他转身往屋外走,步子迈的又大又快,带起的风掀动着屋角的布帘。
他摸出腰间的哨子,塞进嘴里用力一吹,尖锐的哨音刺破山间的燥热,惊得树上的蝉鸣都停了一瞬。
两个人影从山腰逐渐显露,很快同冯越海对上视线。
“发电报给政委:情况紧急,须立刻转移特殊人员至军区医院!另特派保护小组全员戒备,立即出发!”
不消多时,传来回复:“批准!注意警戒!”
冯越海结束汇报请示,反手别向腰间,目光锐利地扫过各处围拢过来的特派小队队员,“所有人听令!呈扇形合围山屋,外围警戒组向前三百米探路,两队断后,快!”
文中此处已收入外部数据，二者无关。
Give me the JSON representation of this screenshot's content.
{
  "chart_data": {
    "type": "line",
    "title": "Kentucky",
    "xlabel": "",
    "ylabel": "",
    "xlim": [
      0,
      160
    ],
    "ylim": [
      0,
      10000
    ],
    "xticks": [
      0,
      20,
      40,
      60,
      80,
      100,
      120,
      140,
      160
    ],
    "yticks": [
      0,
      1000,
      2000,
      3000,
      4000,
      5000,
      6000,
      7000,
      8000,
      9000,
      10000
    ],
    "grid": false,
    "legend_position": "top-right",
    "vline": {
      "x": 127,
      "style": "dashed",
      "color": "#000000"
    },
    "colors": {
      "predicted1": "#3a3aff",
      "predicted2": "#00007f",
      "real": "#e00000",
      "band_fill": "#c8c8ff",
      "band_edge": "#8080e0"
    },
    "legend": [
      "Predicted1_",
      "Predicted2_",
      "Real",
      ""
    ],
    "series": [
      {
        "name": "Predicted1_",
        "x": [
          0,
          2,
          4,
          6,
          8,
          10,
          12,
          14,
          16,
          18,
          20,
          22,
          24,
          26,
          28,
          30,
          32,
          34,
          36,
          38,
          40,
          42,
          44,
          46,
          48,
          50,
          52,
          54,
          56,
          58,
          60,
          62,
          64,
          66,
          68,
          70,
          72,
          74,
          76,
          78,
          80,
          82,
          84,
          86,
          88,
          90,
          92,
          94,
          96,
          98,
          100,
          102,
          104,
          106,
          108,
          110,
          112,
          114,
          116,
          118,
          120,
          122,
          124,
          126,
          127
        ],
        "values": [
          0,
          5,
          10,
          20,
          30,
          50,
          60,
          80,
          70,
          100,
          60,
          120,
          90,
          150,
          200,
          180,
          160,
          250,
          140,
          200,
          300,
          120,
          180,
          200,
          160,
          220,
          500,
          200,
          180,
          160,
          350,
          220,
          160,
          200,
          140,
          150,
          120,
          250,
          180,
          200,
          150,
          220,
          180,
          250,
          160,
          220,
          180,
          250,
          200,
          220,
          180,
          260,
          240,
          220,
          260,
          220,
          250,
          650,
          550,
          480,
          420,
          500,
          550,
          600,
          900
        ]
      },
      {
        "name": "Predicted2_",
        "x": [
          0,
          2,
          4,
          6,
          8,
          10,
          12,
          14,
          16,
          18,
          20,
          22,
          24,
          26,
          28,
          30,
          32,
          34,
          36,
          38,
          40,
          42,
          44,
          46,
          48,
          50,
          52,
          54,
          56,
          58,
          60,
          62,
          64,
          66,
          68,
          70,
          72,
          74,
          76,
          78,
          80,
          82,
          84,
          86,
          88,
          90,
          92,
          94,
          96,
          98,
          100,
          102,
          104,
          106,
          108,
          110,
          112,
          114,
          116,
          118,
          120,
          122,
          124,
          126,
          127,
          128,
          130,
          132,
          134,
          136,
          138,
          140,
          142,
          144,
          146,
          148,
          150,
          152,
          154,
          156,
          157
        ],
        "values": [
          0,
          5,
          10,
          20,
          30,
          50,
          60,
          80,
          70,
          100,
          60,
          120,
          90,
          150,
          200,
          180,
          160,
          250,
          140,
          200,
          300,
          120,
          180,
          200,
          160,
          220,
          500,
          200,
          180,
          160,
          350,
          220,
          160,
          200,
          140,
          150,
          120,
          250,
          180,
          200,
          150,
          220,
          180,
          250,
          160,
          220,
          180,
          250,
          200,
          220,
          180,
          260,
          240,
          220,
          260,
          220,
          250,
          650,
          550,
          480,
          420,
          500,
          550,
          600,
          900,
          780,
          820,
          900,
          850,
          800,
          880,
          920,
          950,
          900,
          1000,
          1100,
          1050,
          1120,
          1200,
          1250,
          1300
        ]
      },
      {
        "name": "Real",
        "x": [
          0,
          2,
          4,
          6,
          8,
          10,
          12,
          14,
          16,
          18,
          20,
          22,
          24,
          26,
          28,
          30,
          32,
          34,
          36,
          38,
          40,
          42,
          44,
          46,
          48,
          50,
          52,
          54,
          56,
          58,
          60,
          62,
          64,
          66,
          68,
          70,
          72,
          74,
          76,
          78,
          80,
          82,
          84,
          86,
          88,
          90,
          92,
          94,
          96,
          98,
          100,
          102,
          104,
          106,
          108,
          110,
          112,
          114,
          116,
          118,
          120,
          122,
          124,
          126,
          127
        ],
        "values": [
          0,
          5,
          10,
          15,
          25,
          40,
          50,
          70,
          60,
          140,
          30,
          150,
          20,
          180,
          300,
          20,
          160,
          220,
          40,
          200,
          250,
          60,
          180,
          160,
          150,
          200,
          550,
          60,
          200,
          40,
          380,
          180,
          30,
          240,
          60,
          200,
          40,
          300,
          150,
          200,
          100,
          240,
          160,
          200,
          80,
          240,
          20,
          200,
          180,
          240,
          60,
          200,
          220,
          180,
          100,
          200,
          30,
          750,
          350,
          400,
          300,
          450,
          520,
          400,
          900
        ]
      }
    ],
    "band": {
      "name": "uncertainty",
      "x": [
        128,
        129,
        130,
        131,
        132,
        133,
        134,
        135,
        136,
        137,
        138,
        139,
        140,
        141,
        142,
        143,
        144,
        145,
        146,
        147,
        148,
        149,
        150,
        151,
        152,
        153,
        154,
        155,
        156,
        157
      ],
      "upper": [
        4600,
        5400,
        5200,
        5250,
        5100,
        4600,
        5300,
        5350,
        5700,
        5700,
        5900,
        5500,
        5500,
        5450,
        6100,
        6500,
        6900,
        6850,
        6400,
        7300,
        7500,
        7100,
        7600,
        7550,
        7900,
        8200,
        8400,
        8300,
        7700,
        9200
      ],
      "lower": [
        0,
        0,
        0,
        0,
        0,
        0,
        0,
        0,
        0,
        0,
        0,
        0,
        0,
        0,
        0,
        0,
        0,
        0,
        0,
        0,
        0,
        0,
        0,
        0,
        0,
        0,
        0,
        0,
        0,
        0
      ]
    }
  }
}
队员们动作麻利,训练有素,哗啦一声散开,脚步踩在发烫的泥地上,溅起细小的尘土。
有人扛起早就准备好的简易担架,有人检查枪支弹药,尽数碰撞的清脆搅弄着闷热的空气。
何文小心翼翼扶起素强,和两个队员一起,将人轻轻挪到担架上。
“走!”
冯越海低喝一声,跨上背包率先冲了出去,黝黑的脸上汗珠滚滚,警惕地看着周围动静。
担架稳稳地抬起来,队员们脚步放地极轻,生怕颠簸到素强。
何文跟在担架旁,一手扶着担架边缘,一边时刻注意着素强的脸色,心脏像是被一只无形的手攥着,紧得透不过气。
队伍刚走出山屋半里地,就听见前方的密林里传来窸窸窣窣的动静,亮出几声尖锐的枪响。
“有埋伏!”冯越海猛地低吼一声,挥手让队伍停下,队员们立刻呈战斗队形散开,枪口齐刷刷指向枪声传来的方向。
闷热的空气瞬间凝固,夹杂着队员们粗重的呼吸声。
片刻后,密林中窜出十几个黑影,为首的人蒙着黑布,只露出一双阴鸷的眼睛,身形消瘦得像一个枯木,手里亮出枪,火星迸发,炸出巨响。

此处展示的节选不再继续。